With respect to cloud computing costs, these being a significant component of the costs to train and operate modern AI systems, as a non-profit organization, the Wikimedia Foundation might be interested in the National Research Cloud (NRC) policy proposal: https://hai.stanford.edu/policy/national-research-cloud .
"Artificial intelligence requires vast amounts of computing power, data, and expertise to train and deploy the massive machine learning models behind the most advanced research. But access is increasingly out of reach for most colleges and universities. A National Research Cloud (NRC) would provide academic and non-profit researchers with the compute power and government datasets needed for education and research. By democratizing access and equity for all colleges and universities, an NRC has the potential not only to unleash a string of advancements in AI, but to help ensure the U.S. maintains its leadership and competitiveness on the global stage.
"Throughout 2020, Stanford HAI led efforts with 22 top computer science universities along with a bipartisan, bicameral group of lawmakers proposing legislation to bring the NRC to fruition. On January 1, 2021, the U.S. Congress authorized the National AI Research Resource Task Force Act as part of the National Defense Authorization Act for Fiscal Year 2021. This law requires that a federal task force be established to study and provide an implementation pathway to create world-class computational resources and robust government datasets for researchers across the country in the form of a National Research Cloud. The task force will issue a final report to the President and Congress next year.

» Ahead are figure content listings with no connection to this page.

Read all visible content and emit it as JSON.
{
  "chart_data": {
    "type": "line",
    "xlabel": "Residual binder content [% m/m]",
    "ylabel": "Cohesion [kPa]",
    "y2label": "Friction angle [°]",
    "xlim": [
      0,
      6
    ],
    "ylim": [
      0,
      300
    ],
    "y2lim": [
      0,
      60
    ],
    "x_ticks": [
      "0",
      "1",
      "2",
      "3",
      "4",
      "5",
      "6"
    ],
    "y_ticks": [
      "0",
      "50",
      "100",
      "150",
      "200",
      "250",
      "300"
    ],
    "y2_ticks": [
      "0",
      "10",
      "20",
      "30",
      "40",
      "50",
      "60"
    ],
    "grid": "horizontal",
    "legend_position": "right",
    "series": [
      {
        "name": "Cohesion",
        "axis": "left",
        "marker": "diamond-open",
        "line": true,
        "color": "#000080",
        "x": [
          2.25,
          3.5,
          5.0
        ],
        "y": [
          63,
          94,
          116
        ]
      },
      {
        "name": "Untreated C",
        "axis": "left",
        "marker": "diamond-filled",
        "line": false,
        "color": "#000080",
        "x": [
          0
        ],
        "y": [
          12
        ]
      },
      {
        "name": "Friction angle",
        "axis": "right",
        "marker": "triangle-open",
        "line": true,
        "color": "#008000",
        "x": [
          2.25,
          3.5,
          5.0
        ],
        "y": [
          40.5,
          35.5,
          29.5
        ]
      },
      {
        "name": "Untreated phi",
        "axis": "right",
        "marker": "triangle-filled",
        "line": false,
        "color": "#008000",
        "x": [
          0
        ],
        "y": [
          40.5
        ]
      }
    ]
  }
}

"The promise of an NRC is to democratize AI research, education, and innovation, making it accessible to all colleges and universities across the country. Without a National Research Cloud, all but the most elite universities risk losing the ability to conduct meaningful AI research and to adequately educate the next generation of AI researchers."
See also: [1][2]
[1] https://www.whitehouse.gov/ostp/news-updates/2023/01/24/national-artificial-... [2] https://www.ai.gov/wp-content/uploads/2023/01/NAIRR-TF-Final-Report-2023.pdf
________________________________ From: Steven Walling steven.walling@gmail.com Sent: Saturday, February 4, 2023 1:59 AM To: Wikimedia Mailing List wikimedia-l@lists.wikimedia.org Subject: [Wikimedia-l] Re: Chat GPT
On Fri, Feb 3, 2023 at 9:47 PM Gergő Tisza <gtisza@gmail.commailto:gtisza@gmail.com> wrote: Just to give a sense of scale: OpenAI started with a $1 billion donation, got another $1B as investment, and is now getting a larger investment from Microsoft (undisclosed but rumored to be $10B). Assuming they spent most of their previous funding, which seems likely, their operational costs are in the ballpark of $300 million per year. The idea that the WMF could just choose to create conversational software of a similar quality if it wanted seems detached from reality to me.

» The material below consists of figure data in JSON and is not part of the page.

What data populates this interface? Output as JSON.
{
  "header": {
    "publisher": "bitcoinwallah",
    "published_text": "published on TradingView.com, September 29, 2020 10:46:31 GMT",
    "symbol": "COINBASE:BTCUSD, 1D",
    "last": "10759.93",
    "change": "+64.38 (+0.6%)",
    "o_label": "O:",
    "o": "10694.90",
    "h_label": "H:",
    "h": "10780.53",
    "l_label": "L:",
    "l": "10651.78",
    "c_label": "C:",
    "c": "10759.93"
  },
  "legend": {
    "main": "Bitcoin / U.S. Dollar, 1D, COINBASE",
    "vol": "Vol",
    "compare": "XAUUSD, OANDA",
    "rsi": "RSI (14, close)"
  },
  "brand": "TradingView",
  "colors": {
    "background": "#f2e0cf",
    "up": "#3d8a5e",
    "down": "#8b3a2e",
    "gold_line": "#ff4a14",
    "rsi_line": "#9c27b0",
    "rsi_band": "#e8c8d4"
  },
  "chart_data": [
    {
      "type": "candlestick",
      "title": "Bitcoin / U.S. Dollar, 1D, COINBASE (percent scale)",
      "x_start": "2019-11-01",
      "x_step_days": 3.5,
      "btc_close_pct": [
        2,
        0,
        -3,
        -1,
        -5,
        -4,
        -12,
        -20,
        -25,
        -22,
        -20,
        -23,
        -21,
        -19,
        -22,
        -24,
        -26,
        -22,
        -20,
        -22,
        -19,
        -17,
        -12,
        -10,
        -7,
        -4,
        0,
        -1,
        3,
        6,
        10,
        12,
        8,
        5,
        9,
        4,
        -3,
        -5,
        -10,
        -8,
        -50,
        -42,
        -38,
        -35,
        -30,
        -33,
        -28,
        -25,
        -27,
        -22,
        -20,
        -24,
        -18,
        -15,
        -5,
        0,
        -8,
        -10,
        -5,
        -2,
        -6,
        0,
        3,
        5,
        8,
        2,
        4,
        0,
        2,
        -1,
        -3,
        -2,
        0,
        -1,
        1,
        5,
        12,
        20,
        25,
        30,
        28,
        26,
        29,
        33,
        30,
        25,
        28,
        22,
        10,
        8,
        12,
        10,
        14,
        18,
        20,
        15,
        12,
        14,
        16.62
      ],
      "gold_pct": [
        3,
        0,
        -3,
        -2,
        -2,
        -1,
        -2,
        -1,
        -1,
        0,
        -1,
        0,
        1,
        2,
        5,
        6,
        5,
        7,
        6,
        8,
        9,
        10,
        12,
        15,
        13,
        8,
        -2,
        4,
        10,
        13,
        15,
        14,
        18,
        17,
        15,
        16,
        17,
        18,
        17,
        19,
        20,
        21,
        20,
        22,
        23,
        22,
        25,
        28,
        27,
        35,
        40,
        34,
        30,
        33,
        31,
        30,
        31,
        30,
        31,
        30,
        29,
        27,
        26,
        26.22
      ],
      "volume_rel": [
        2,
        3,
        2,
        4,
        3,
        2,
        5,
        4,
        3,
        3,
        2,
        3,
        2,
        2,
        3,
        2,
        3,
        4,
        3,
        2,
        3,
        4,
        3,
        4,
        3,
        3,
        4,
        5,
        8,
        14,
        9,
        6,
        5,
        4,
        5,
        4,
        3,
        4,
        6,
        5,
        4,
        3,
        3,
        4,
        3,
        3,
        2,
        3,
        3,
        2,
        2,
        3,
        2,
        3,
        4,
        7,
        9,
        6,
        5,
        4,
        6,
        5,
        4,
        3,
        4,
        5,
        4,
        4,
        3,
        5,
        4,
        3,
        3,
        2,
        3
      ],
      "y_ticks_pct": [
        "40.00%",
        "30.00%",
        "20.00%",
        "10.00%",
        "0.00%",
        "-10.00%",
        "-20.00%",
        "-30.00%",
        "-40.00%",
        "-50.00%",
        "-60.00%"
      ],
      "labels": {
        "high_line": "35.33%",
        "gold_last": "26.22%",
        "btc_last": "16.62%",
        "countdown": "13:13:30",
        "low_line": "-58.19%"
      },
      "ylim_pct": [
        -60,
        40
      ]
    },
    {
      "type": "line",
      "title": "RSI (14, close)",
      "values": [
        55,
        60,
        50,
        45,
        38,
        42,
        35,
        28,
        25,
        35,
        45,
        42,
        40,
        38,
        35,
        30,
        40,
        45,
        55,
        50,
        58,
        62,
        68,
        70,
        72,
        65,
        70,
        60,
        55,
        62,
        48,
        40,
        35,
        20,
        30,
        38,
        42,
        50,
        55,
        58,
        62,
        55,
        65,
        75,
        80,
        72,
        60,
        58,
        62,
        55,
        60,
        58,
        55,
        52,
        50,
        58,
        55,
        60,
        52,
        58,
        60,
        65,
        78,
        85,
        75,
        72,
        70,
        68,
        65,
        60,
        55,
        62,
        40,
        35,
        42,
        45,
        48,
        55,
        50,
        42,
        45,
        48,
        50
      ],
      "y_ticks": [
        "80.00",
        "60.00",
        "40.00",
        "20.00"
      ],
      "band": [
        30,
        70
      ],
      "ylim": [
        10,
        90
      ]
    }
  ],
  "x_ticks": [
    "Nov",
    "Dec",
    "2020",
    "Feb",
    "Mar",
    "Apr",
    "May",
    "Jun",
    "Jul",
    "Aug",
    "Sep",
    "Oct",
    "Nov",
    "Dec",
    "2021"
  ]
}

Without spending billions on LLM development to aim for a conversational chatbot trying to pass a Turing test, we could definitely try to catch up to the state of the art in search results. Our search currently does a pretty bad job (in terms of recall especially). Today's featured article in English is the Hot Chip album "Made in the Dark", and if I enter anything but the exact article title the typeahead results are woefully incomplete or wrong. If I ask an actual question, good luck.

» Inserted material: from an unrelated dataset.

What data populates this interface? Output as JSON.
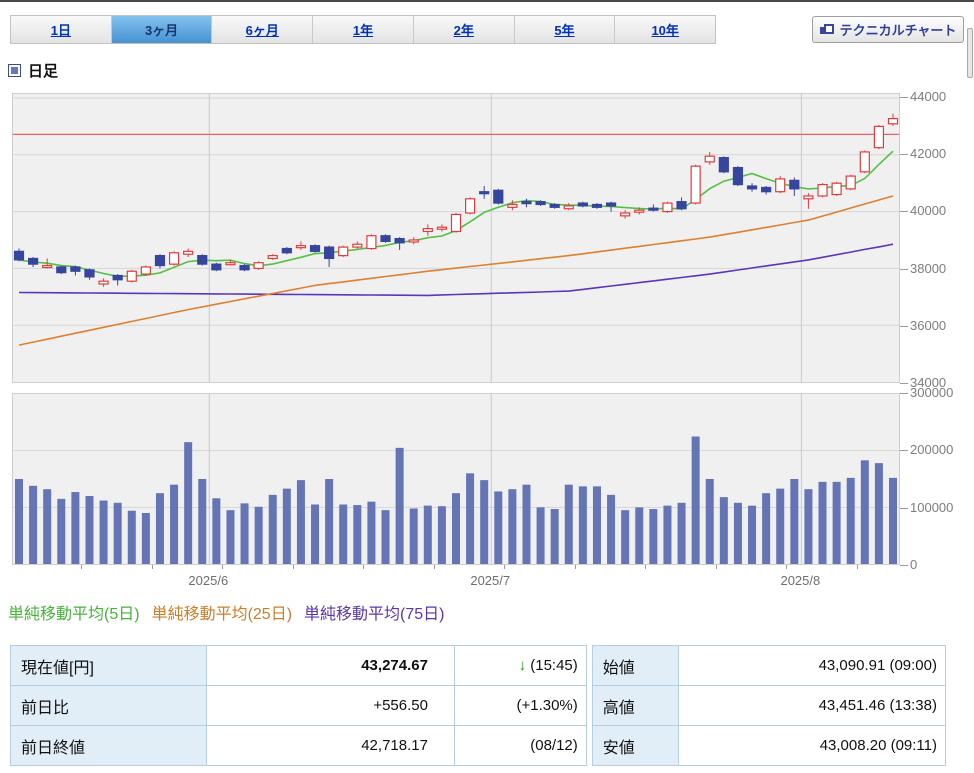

Google is feeling vulnerable to OpenAI here in part because everyone can see that their results are often full of low quality junk created for SEO, while ChatGPT just gives a concise answer right there.
https://en.wikipedia.org/wiki/The_Menu_(2022_film) is one of the top viewed English articles. If I search "The Menu reviews" the Google results are noisy and not so great. ChatGPT actually gives you nothing relevant because it doesn't know anything from 2022. If we could just manage to display the three sentence snippet of our article about the critical response section of the article, it would be awesome. It's too bad that the whole "knowledge engine" debacle poisoned the well when it comes to a Wikipedia search engine, because we could definitely do a lot to learn from what people like about ChatGPT and apply to Wikipedia search.